Suraj · September 14, 2020, 8:45am

So I have this:

class Net1(nn.Module):
   ... #defined it
Model1 = Net1()
optimizer1 #defined accordingly
#pretraining over a loss function, say loss_fn1
for i,(img,label) in enumerate(train_loader):
   ...

Best way to add a few more layer to this and do training over a new loss function (say loss_fn2) ???
Please let me know if I am being unclear.

One way I tried was to define these new layers as a new model and a new optimizer (say Model2 and optimizer2) and do this:

for i,(img,label) in enumerate(train_loader):
   out = Model1(img)
   out = Model2(out)
   loss = loss_fn2(out,label) 
   loss.backward(retain_graph = True)
   optimizer2.step()
   optimizer1.step()

This looks fundamentally wrong to me now. Are the gradient of loss function by chain rule backpropagated to the pre-trained model parameters? I don’t think they are connected.

I don’t know how to patch these two models with parameters of first model coming from pretraining. Any lead or hint is appreciated. Thanks!!

ptrblck · September 16, 2020, 9:55am

Why do you think the computation graph is not connected? Did you check the gradients in Model1 or do you see any other issues?

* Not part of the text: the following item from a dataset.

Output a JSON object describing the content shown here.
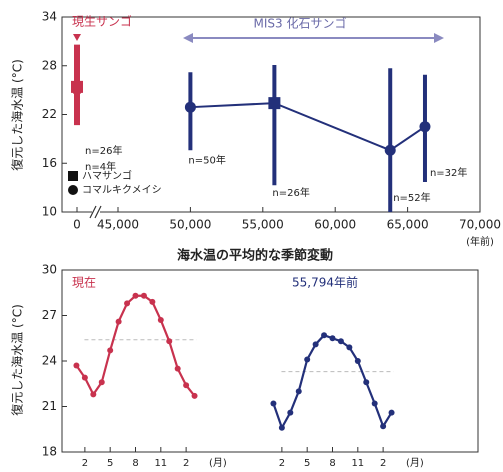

Your code looks alright and you can chain different models as you are also chaining different layers.
Since Model1 and Model2 are implemented as nn.Modules there would be no difference to “layers” such as nn.Conv2d.

Suraj · September 16, 2020, 10:27am

Thank you for responding. I think I got it now. Computational graph should be connected. (Any way you suggest to confirm that? would be a good check to make while designing any model)

So loss.backward() is solely responsible for calculating all the gradients of loss function in the computational graph wrt to the parameters and optimizer.step() just picks up these gradient values to make an update.

Sorry, I thought optimizer.step() also has role in deciding what all (and how) gradients will be computed (based on parameters passed to the optimizer).